It doesn’t take much to figure out that Luke Smith is more than just a casual runner. He is always amongst the top finishers in his regular category in quite a few different races. Locally, he has had a difficult time in finding enough challenging competition in that category but he still goes out and is usually the top competitor.
Smith is officially a Special Olympic runner but that does not hold him back in any way. This summer he started looking for something a little more demanding to get some head to head racing.
He did more than just OK as he finished second in the Haida Gwaii Totem to Totem 10 km race out of the 42 entrants on July 20. At 41:44, he was not far behind the race winner, Brionne Lavoie of Tlell, who stopped the clock at 40:39.
As this was Smith’s first attempt at the 10 km distance, the result must be considered outstanding. There was a bit of confusion with the race start and perhaps the pacing within the event was an element with which he has had little experience, so keeping close to the top group without using too much energy too early in the race was a new test for him.

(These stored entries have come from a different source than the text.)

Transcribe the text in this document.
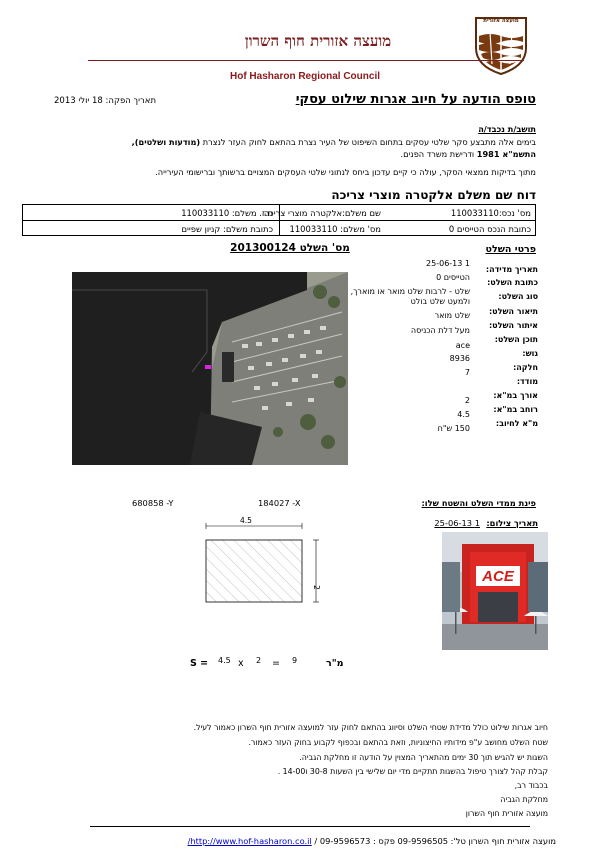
מועצה אזורית
מועצה אזורית חוף השרון
Hof Hasharon Regional Council
טופס הודעה על חיוב אגרות שילוט עסקי
תאריך הפקה: 18 יולי 2013
תושב/ת נכבד/ה
בימים אלה מתבצע סקר שלטי עסקים בתחום השיפוט של העיר נצרת בהתאם לחוק העזר לנצרת (מודעות ושלטים),
התשמ"א 1981 ודרישת משרד הפנים.
מתוך בדיקות ממצאי הסקר, עולה כי קיים עדכון ביחס לנתוני שלטי העסקים המצויים ברשותך וברישומי העירייה.
דוח שם משלם אלקטרה מוצרי צריכה
מס' נכס:110033110
שם משלם:אלקטרה מוצרי צריכה
ת.ז. משלם: 110033110
כתובת הנכס הטייסים 0
מס' משלם: 110033110
כתובת משלם: קניון שפיים
פרטי השלט
מס' השלט 201300124
תאריך מדידה:
1 25-06-13
כתובת השלט:
הטייסים 0
סוג השלט:
שלט - לרבות שלט מואר או מוארך, ולמעט שלט בולט
תיאור השלט:
שלט מואר
איתור השלט:
מעל דלת הכניסה
תוכן השלט:
ace
גוש:
8936
חלקה:
7
מודד:
אורך במ"א:
2
רוחב במ"א:
4.5
מ"א לחיוב:
150 ש"ח
פינת ממדי השלט והשטח שלו:
184027 -X
680858 -Y
תאריך צילום:
1 25-06-13
4.5
2
ACE
S = 4.5 x 2 = 9	מ"ר
חיוב אגרות שילוט כולל מדידת שטחי השלט וסיווג בהתאם לחוק עזר למועצה אזורית חוף השרון כאמור לעיל.
שטח השלט מחושב ע"פ מידותיו החיצוניות, וזאת בהתאם ובכפוף לקבוע בחוק העזר כאמור.
השגות יש להגיש תוך 30 ימים מהתאריך המצוין על הודעה זו מחלקת הגביה.
קבלת קהל לצורך טיפול בהשגות תתקיים מדי יום שלישי בין השעות 30-8 ו14-00 .
בכבוד רב,
מחלקת הגביה
מועצה אזורית חוף השרון
מועצה אזורית חוף השרון טל': 09-9596505 פקס : 09-9596573 / http://www.hof-hasharon.co.il/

In most of his Special Olympic races, he has had little competition, so running with the pack was a novel aspect of the race. The 10 Km distance was one of a variety of races run during the event which also had the half marathon and marathon.

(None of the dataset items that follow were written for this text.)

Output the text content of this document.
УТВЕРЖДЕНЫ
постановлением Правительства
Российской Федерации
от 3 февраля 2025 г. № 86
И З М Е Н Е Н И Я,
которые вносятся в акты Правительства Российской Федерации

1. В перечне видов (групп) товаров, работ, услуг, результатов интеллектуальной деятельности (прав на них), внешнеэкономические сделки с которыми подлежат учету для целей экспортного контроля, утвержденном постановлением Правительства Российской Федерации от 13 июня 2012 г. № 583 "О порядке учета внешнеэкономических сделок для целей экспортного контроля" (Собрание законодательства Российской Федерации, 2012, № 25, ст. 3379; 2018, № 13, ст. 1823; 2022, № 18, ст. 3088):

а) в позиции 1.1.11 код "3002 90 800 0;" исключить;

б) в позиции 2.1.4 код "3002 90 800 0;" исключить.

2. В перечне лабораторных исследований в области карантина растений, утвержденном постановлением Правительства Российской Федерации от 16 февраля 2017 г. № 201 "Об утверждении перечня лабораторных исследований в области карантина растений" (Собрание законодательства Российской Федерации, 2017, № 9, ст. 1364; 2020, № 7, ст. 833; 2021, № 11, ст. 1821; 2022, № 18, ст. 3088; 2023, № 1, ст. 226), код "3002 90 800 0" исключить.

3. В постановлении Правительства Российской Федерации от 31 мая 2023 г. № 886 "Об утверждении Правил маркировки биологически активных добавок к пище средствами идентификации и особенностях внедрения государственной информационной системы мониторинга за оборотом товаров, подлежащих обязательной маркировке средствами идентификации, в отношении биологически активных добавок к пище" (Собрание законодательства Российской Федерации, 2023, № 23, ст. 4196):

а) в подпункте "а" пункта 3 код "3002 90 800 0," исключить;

The race featured some very competitive athletes and while the winning time for the men was not a course record, both the winner and both were ahead of last years winning time.

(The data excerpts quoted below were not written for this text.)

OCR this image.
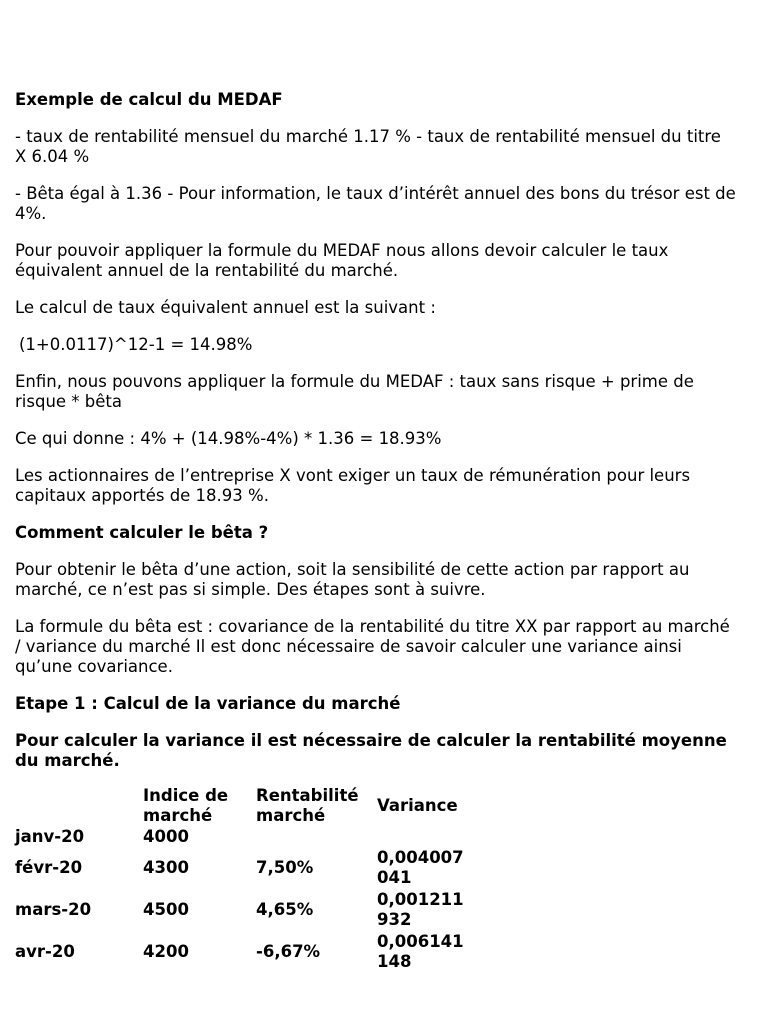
Exemple de calcul du MEDAF
- taux de rentabilité mensuel du marché 1.17 % - taux de rentabilité mensuel du titre X 6.04 %
- Bêta égal à 1.36 - Pour information, le taux d’intérêt annuel des bons du trésor est de 4%.
Pour pouvoir appliquer la formule du MEDAF nous allons devoir calculer le taux équivalent annuel de la rentabilité du marché.
Le calcul de taux équivalent annuel est la suivant :
(1+0.0117)^12-1 = 14.98%
Enfin, nous pouvons appliquer la formule du MEDAF : taux sans risque + prime de risque * bêta
Ce qui donne : 4% + (14.98%-4%) * 1.36 = 18.93%
Les actionnaires de l’entreprise X vont exiger un taux de rémunération pour leurs capitaux apportés de 18.93 %.
Comment calculer le bêta ?
Pour obtenir le bêta d’une action, soit la sensibilité de cette action par rapport au marché, ce n’est pas si simple. Des étapes sont à suivre.
La formule du bêta est : covariance de la rentabilité du titre XX par rapport au marché / variance du marché Il est donc nécessaire de savoir calculer une variance ainsi qu’une covariance.
Etape 1 : Calcul de la variance du marché
Pour calculer la variance il est nécessaire de calculer la rentabilité moyenne du marché.
	Indice de marché	Rentabilité marché	Variance
janv-20	4000		
févr-20	4300	7,50%	0,004007041
mars-20	4500	4,65%	0,001211932
avr-20	4200	-6,67%	0,006141148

Other notable finishes from the local area included Jane Vetch of Telkwa who was sixth in the marathon and Joni Jones, also of Telkwa, who was fifth in the half marathon.
In total, there were close to 200 runners who headed to the races which were held in Skidegate on Haida Gwaii. The competitors came from all parts of Canada as well as Australia, Thailand the United Kingdom, Cuba, France and the United States.
As Smith gains experience in training and racing for longer distances we can only expect that he will become even more competitive.